People saying shit is an undeniably popular meme. The interesting question, then, is what this meme says about its sayers, and what it say about its viewers.
There’s a pretty sensible taxonomy to these videos. Some of them are purely self-descriptive and self-promotional. Shit Gay Guys Say is authored by a gay guy . The video is a reasonably funny collection of gay stereotypes (“We have rosé…”) Shit Fat Girls Say is also self-descriptive and fairly low-key — it’s not hilarious, but it’s not nearly as offensive as its title allows. Shit Baby Mamas Say is, well, see above.
These videos are like a lot of other cultural markers: they celebrate the differences between all of us in ways that aren’t entirely toothless. They aren’t mean, either. The meme has given rise to another whole set of videos, though, that belong to a different class.

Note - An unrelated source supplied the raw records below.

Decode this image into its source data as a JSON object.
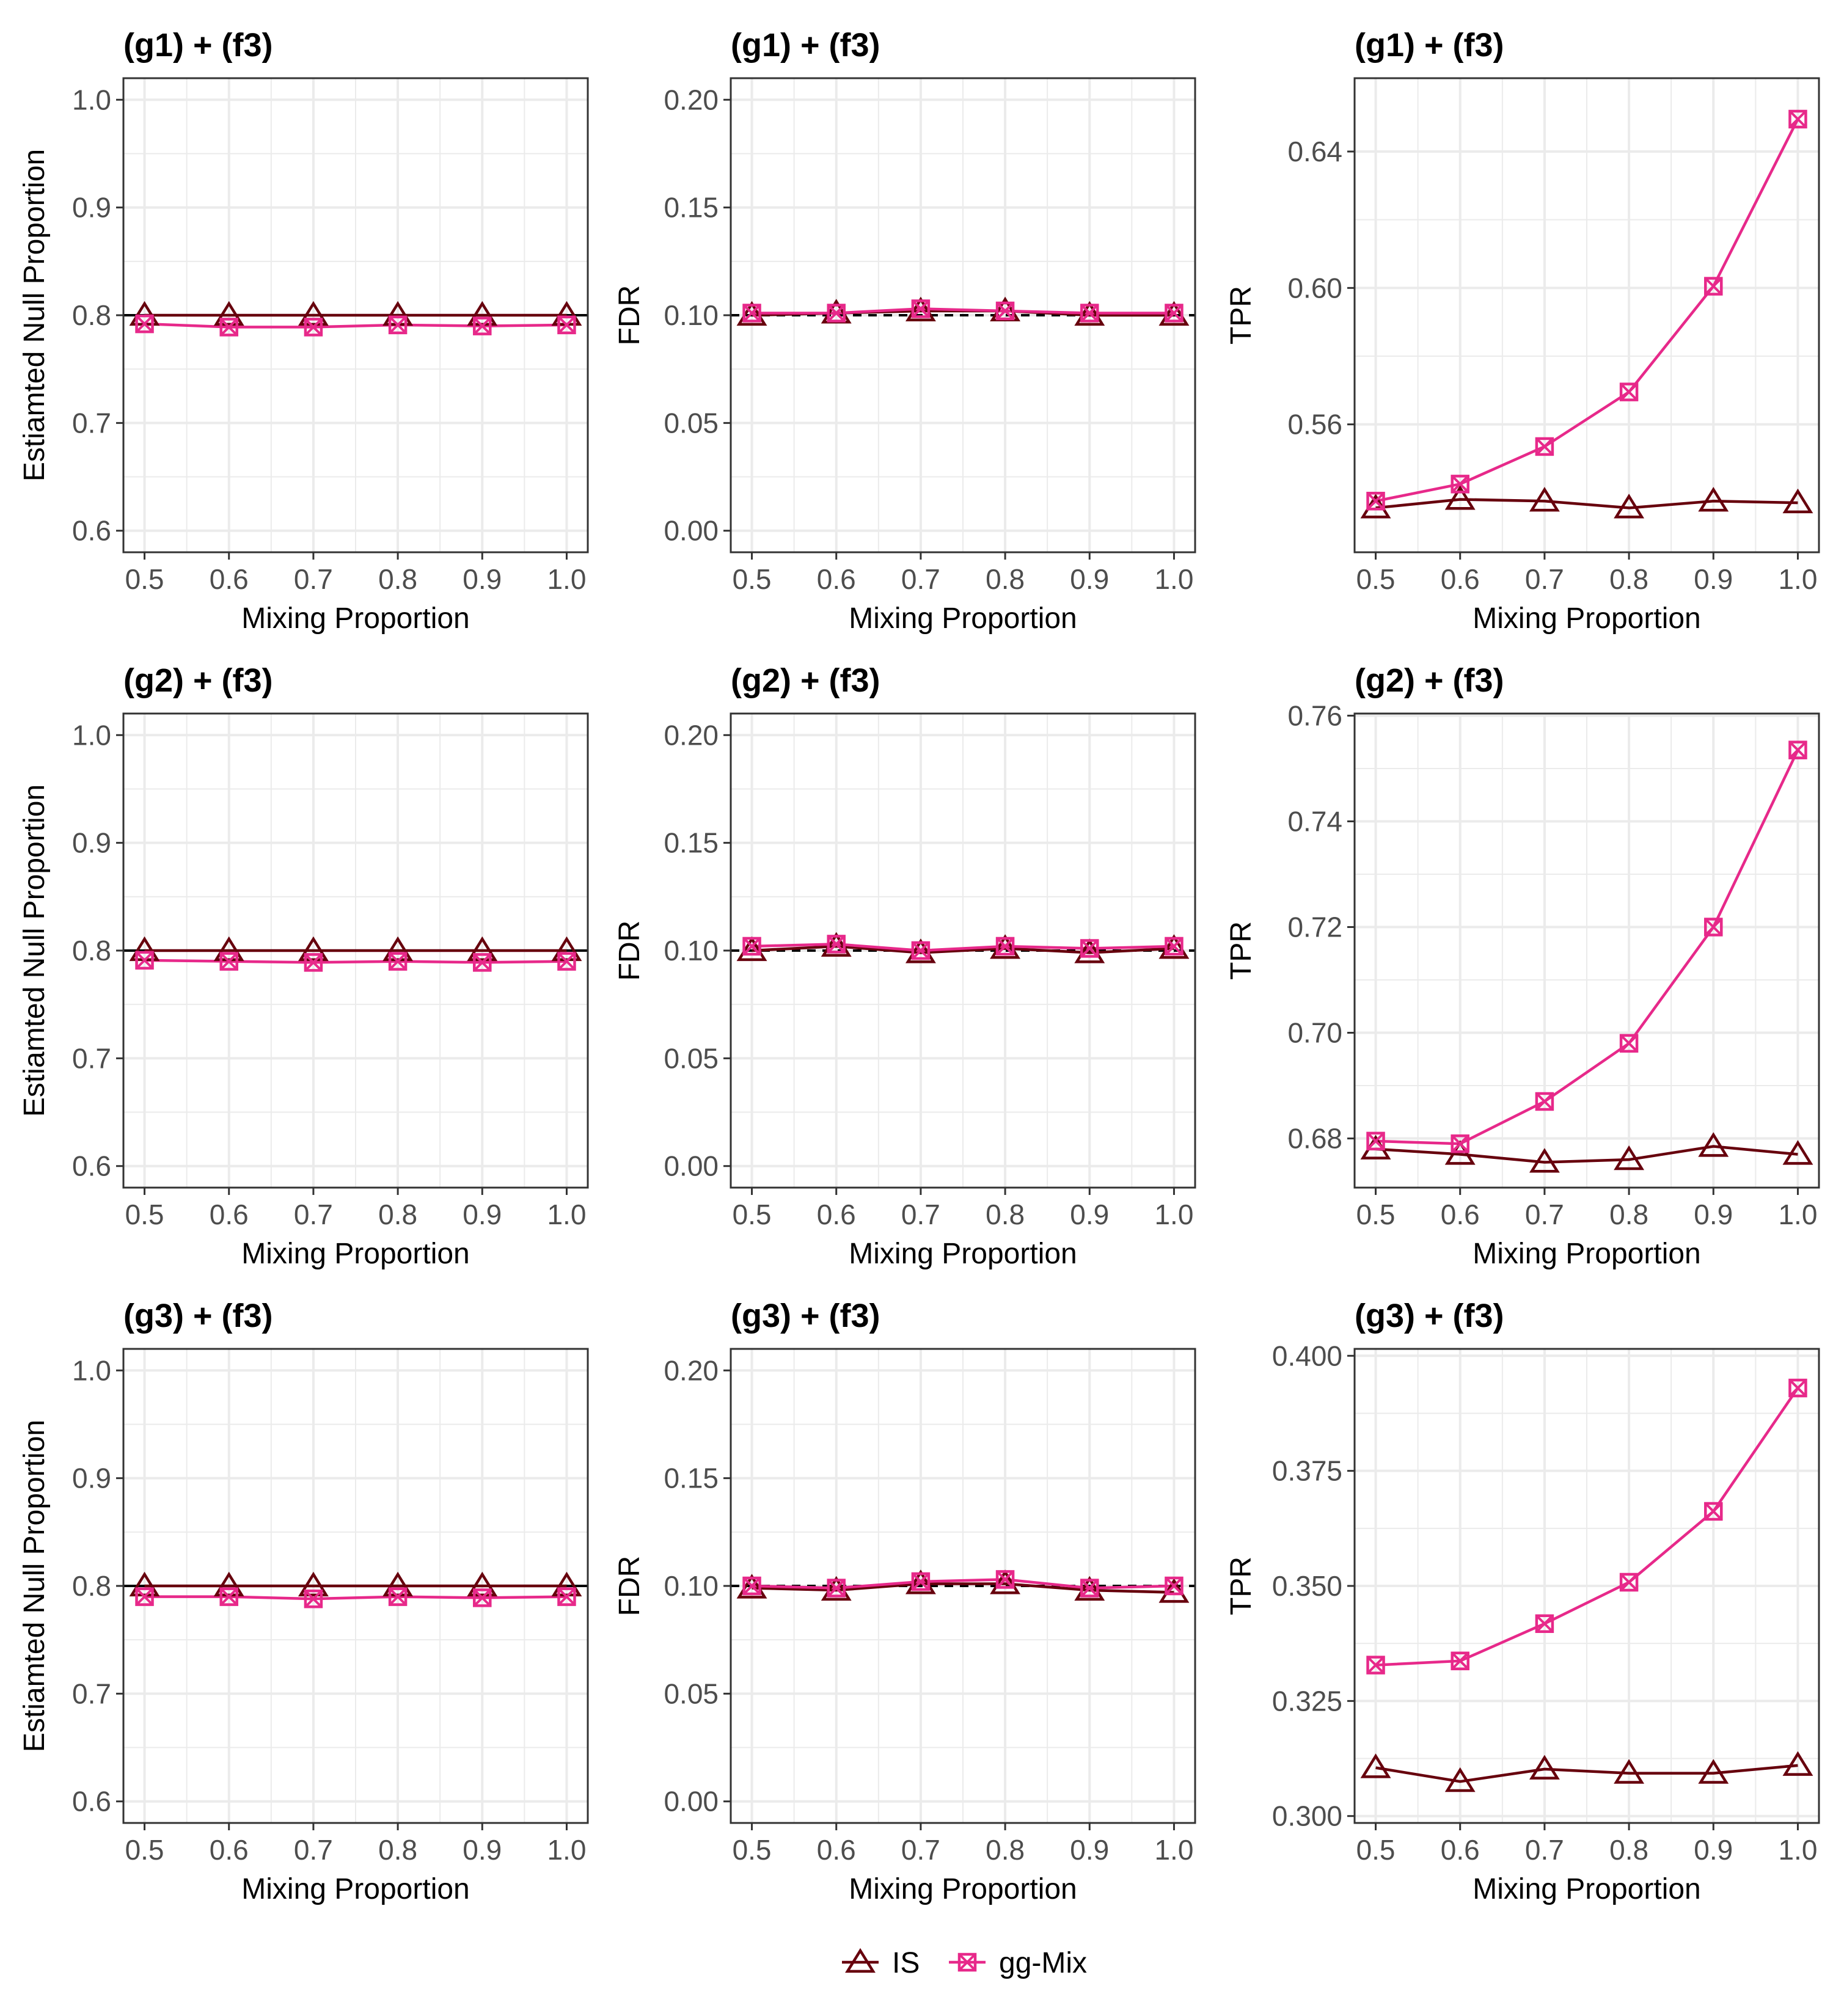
{
  "colors": {
    "is": "#67000d",
    "ggmix": "#e7298a",
    "reference": "#000000",
    "grid": "#ebebeb",
    "panel_border": "#333333"
  },
  "legend": {
    "position": "bottom",
    "items": [
      {
        "label": "IS",
        "marker": "triangle-open"
      },
      {
        "label": "gg-Mix",
        "marker": "square-x"
      }
    ]
  },
  "chart_data": [
    {
      "type": "line",
      "title": "(g1) + (f3)",
      "xlabel": "Mixing Proportion",
      "ylabel": "Estiamted Null Proportion",
      "x": [
        0.5,
        0.6,
        0.7,
        0.8,
        0.9,
        1.0
      ],
      "xlim": [
        0.475,
        1.025
      ],
      "ylim": [
        0.58,
        1.02
      ],
      "xticks": [
        "0.5",
        "0.6",
        "0.7",
        "0.8",
        "0.9",
        "1.0"
      ],
      "yticks": [
        "0.6",
        "0.7",
        "0.8",
        "0.9",
        "1.0"
      ],
      "reference": {
        "y": 0.8,
        "style": "solid"
      },
      "series": [
        {
          "name": "IS",
          "values": [
            0.8,
            0.8,
            0.8,
            0.8,
            0.8,
            0.8
          ]
        },
        {
          "name": "gg-Mix",
          "values": [
            0.792,
            0.789,
            0.789,
            0.791,
            0.79,
            0.791
          ]
        }
      ]
    },
    {
      "type": "line",
      "title": "(g1) + (f3)",
      "xlabel": "Mixing Proportion",
      "ylabel": "FDR",
      "x": [
        0.5,
        0.6,
        0.7,
        0.8,
        0.9,
        1.0
      ],
      "xlim": [
        0.475,
        1.025
      ],
      "ylim": [
        -0.01,
        0.21
      ],
      "xticks": [
        "0.5",
        "0.6",
        "0.7",
        "0.8",
        "0.9",
        "1.0"
      ],
      "yticks": [
        "0.00",
        "0.05",
        "0.10",
        "0.15",
        "0.20"
      ],
      "reference": {
        "y": 0.1,
        "style": "dashed"
      },
      "series": [
        {
          "name": "IS",
          "values": [
            0.1,
            0.101,
            0.102,
            0.102,
            0.1,
            0.1
          ]
        },
        {
          "name": "gg-Mix",
          "values": [
            0.101,
            0.101,
            0.103,
            0.102,
            0.101,
            0.101
          ]
        }
      ]
    },
    {
      "type": "line",
      "title": "(g1) + (f3)",
      "xlabel": "Mixing Proportion",
      "ylabel": "TPR",
      "x": [
        0.5,
        0.6,
        0.7,
        0.8,
        0.9,
        1.0
      ],
      "xlim": [
        0.475,
        1.025
      ],
      "ylim": [
        0.5225,
        0.6615
      ],
      "xticks": [
        "0.5",
        "0.6",
        "0.7",
        "0.8",
        "0.9",
        "1.0"
      ],
      "yticks": [
        "0.56",
        "0.60",
        "0.64"
      ],
      "series": [
        {
          "name": "IS",
          "values": [
            0.5355,
            0.538,
            0.5375,
            0.5355,
            0.5375,
            0.537
          ]
        },
        {
          "name": "gg-Mix",
          "values": [
            0.5375,
            0.5425,
            0.5535,
            0.5695,
            0.6005,
            0.6495
          ]
        }
      ]
    },
    {
      "type": "line",
      "title": "(g2) + (f3)",
      "xlabel": "Mixing Proportion",
      "ylabel": "Estiamted Null Proportion",
      "x": [
        0.5,
        0.6,
        0.7,
        0.8,
        0.9,
        1.0
      ],
      "xlim": [
        0.475,
        1.025
      ],
      "ylim": [
        0.58,
        1.02
      ],
      "xticks": [
        "0.5",
        "0.6",
        "0.7",
        "0.8",
        "0.9",
        "1.0"
      ],
      "yticks": [
        "0.6",
        "0.7",
        "0.8",
        "0.9",
        "1.0"
      ],
      "reference": {
        "y": 0.8,
        "style": "solid"
      },
      "series": [
        {
          "name": "IS",
          "values": [
            0.8,
            0.8,
            0.8,
            0.8,
            0.8,
            0.8
          ]
        },
        {
          "name": "gg-Mix",
          "values": [
            0.791,
            0.79,
            0.789,
            0.79,
            0.789,
            0.79
          ]
        }
      ]
    },
    {
      "type": "line",
      "title": "(g2) + (f3)",
      "xlabel": "Mixing Proportion",
      "ylabel": "FDR",
      "x": [
        0.5,
        0.6,
        0.7,
        0.8,
        0.9,
        1.0
      ],
      "xlim": [
        0.475,
        1.025
      ],
      "ylim": [
        -0.01,
        0.21
      ],
      "xticks": [
        "0.5",
        "0.6",
        "0.7",
        "0.8",
        "0.9",
        "1.0"
      ],
      "yticks": [
        "0.00",
        "0.05",
        "0.10",
        "0.15",
        "0.20"
      ],
      "reference": {
        "y": 0.1,
        "style": "dashed"
      },
      "series": [
        {
          "name": "IS",
          "values": [
            0.1,
            0.102,
            0.099,
            0.101,
            0.099,
            0.101
          ]
        },
        {
          "name": "gg-Mix",
          "values": [
            0.102,
            0.103,
            0.1,
            0.102,
            0.101,
            0.102
          ]
        }
      ]
    },
    {
      "type": "line",
      "title": "(g2) + (f3)",
      "xlabel": "Mixing Proportion",
      "ylabel": "TPR",
      "x": [
        0.5,
        0.6,
        0.7,
        0.8,
        0.9,
        1.0
      ],
      "xlim": [
        0.475,
        1.025
      ],
      "ylim": [
        0.6707,
        0.7604
      ],
      "xticks": [
        "0.5",
        "0.6",
        "0.7",
        "0.8",
        "0.9",
        "1.0"
      ],
      "yticks": [
        "0.68",
        "0.70",
        "0.72",
        "0.74",
        "0.76"
      ],
      "series": [
        {
          "name": "IS",
          "values": [
            0.678,
            0.677,
            0.6755,
            0.676,
            0.6785,
            0.677
          ]
        },
        {
          "name": "gg-Mix",
          "values": [
            0.6795,
            0.679,
            0.687,
            0.698,
            0.72,
            0.7535
          ]
        }
      ]
    },
    {
      "type": "line",
      "title": "(g3) + (f3)",
      "xlabel": "Mixing Proportion",
      "ylabel": "Estiamted Null Proportion",
      "x": [
        0.5,
        0.6,
        0.7,
        0.8,
        0.9,
        1.0
      ],
      "xlim": [
        0.475,
        1.025
      ],
      "ylim": [
        0.58,
        1.02
      ],
      "xticks": [
        "0.5",
        "0.6",
        "0.7",
        "0.8",
        "0.9",
        "1.0"
      ],
      "yticks": [
        "0.6",
        "0.7",
        "0.8",
        "0.9",
        "1.0"
      ],
      "reference": {
        "y": 0.8,
        "style": "solid"
      },
      "series": [
        {
          "name": "IS",
          "values": [
            0.8,
            0.8,
            0.8,
            0.8,
            0.8,
            0.8
          ]
        },
        {
          "name": "gg-Mix",
          "values": [
            0.79,
            0.79,
            0.788,
            0.79,
            0.789,
            0.79
          ]
        }
      ]
    },
    {
      "type": "line",
      "title": "(g3) + (f3)",
      "xlabel": "Mixing Proportion",
      "ylabel": "FDR",
      "x": [
        0.5,
        0.6,
        0.7,
        0.8,
        0.9,
        1.0
      ],
      "xlim": [
        0.475,
        1.025
      ],
      "ylim": [
        -0.01,
        0.21
      ],
      "xticks": [
        "0.5",
        "0.6",
        "0.7",
        "0.8",
        "0.9",
        "1.0"
      ],
      "yticks": [
        "0.00",
        "0.05",
        "0.10",
        "0.15",
        "0.20"
      ],
      "reference": {
        "y": 0.1,
        "style": "dashed"
      },
      "series": [
        {
          "name": "IS",
          "values": [
            0.099,
            0.098,
            0.101,
            0.101,
            0.098,
            0.097
          ]
        },
        {
          "name": "gg-Mix",
          "values": [
            0.1,
            0.099,
            0.102,
            0.103,
            0.099,
            0.1
          ]
        }
      ]
    },
    {
      "type": "line",
      "title": "(g3) + (f3)",
      "xlabel": "Mixing Proportion",
      "ylabel": "TPR",
      "x": [
        0.5,
        0.6,
        0.7,
        0.8,
        0.9,
        1.0
      ],
      "xlim": [
        0.475,
        1.025
      ],
      "ylim": [
        0.2985,
        0.4015
      ],
      "xticks": [
        "0.5",
        "0.6",
        "0.7",
        "0.8",
        "0.9",
        "1.0"
      ],
      "yticks": [
        "0.300",
        "0.325",
        "0.350",
        "0.375",
        "0.400"
      ],
      "series": [
        {
          "name": "IS",
          "values": [
            0.3105,
            0.3075,
            0.3102,
            0.3093,
            0.3093,
            0.311
          ]
        },
        {
          "name": "gg-Mix",
          "values": [
            0.3328,
            0.3337,
            0.3418,
            0.3508,
            0.3662,
            0.393
          ]
        }
      ]
    }
  ]
}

One of the most popular mutations of the Shit Girls Say meme is Shit Black Girls Say . It turns out that black girls and (presumably) white girls are pretty similar: bubbly, not tech savvy, emotional. Like Shit Girls Say, Shit Black Girls Say is authored by a guy. This is not to say that people from one demographic can’t make fun of others, but it takes a lot more than dressing up in drag to make your punchlines land. Especially if there aren’t really any punchlines. Most of the humor that Billy Sorrells , the video’s author, attempts hinges on the fact that he’s big guy wearing a wig who happens to be saying girly things. The only really funny part is where he quotes Lil Wayne’s verse from the Drake song “HYFR.” The rest of the video ranges from not funny to pretty disturbing: the domestic violence joke where, apparently, it’s a stereotypically black girl thing to cry and say, “Put your hands on me again. I’m serious, I’m going to call my brother over here”.